Watching the two of them in Barbra’s dressing room, Stuart, an outsider, saw their relationship in a way they could not. Mother and daughter seemed stuck somehow, incapable of telling each other what they really wanted to say. That there was great love there, Stuart had no doubt. He’d seen all the photographs of Barbra in Diana’s apartment. Not so many childhood photos that he could see, but eight-by-ten glossies from Columbia Records, or images carefully clipped out of magazines. Diana’s apartment was crammed with stuff—it looked as if she never threw anything away—but all Stuart had had to do was move one stack of papers to realize that most of it was all about Barbra.
Stuart would often walk in and find Diana singing along to Barbra’s albums in “a beautiful, clear soprano voice.” Rozzie had told Stuart that her mother’s father, the cantor, hadn’t let her sing at the Met. Stuart thought maybe Diana was jealous of her daughter, sometimes unconsciously and sometimes not.
It wasn’t so much that Diana had wanted to be a star, her brief dreams of the opera notwithstanding.
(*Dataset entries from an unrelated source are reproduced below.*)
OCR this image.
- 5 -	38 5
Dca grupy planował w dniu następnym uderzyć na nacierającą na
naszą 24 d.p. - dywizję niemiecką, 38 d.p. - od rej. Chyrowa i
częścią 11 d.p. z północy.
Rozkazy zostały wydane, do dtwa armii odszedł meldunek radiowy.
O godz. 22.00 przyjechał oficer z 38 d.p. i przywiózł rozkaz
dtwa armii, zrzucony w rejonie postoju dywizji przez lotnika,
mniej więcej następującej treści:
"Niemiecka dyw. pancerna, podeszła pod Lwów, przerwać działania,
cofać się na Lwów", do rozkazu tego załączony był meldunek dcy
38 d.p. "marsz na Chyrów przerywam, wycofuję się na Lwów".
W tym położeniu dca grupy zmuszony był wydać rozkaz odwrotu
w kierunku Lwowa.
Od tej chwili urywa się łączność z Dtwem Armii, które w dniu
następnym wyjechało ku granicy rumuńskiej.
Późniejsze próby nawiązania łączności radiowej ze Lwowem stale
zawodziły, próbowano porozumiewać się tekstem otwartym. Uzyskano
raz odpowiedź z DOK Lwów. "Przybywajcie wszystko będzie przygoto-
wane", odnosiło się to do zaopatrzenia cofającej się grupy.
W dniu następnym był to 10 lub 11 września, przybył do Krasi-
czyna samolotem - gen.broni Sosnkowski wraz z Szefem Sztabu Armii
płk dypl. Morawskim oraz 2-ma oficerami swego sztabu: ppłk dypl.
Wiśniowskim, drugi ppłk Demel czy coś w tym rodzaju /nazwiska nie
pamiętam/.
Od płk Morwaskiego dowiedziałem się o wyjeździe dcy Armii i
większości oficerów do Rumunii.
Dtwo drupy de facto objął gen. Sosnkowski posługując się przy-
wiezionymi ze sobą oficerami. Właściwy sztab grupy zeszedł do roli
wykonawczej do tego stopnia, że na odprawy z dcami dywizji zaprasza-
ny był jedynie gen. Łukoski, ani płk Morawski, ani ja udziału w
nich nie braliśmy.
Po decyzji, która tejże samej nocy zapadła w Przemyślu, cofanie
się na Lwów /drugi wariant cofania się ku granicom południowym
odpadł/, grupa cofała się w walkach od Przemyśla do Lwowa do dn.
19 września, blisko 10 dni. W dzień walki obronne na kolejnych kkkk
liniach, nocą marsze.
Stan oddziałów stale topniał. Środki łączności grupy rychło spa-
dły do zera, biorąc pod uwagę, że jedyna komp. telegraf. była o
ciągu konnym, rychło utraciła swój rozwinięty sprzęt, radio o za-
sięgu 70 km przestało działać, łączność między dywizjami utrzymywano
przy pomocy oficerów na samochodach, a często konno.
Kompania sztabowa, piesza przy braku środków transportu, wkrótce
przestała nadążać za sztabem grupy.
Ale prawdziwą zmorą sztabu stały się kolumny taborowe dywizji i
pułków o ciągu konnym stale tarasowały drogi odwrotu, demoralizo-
It was that Barbra had been able to see beyond the concrete tenement walls that had penned them in and kept them back, something Diana had never been able to do. With frightening audacity, Barbra had declared that she would go through those walls and see what the world looked like on the other side. Diana had declared it an impossible dream. And when Barbra had shown that one could indeed break free, her mother had worried that she’d end up disappointed and frustrated, pushed back into her place by a world that put no stock in homely Jewish girls from Brooklyn tenements.
How could she have known how wrong she’d be?
And Diana couldn’t admit to being wrong. People who’d had to scrape and struggle all their lives were never going to find it easy to admit that the world might not be as limiting as they’d always imagined it to be.
Barbra was standing there now in her dressing room, in costume and makeup, a posse of photographers around her while an assistant did her nails. Thanking her mother for the chicken soup, she said she didn’t have time to talk. She had a show to do.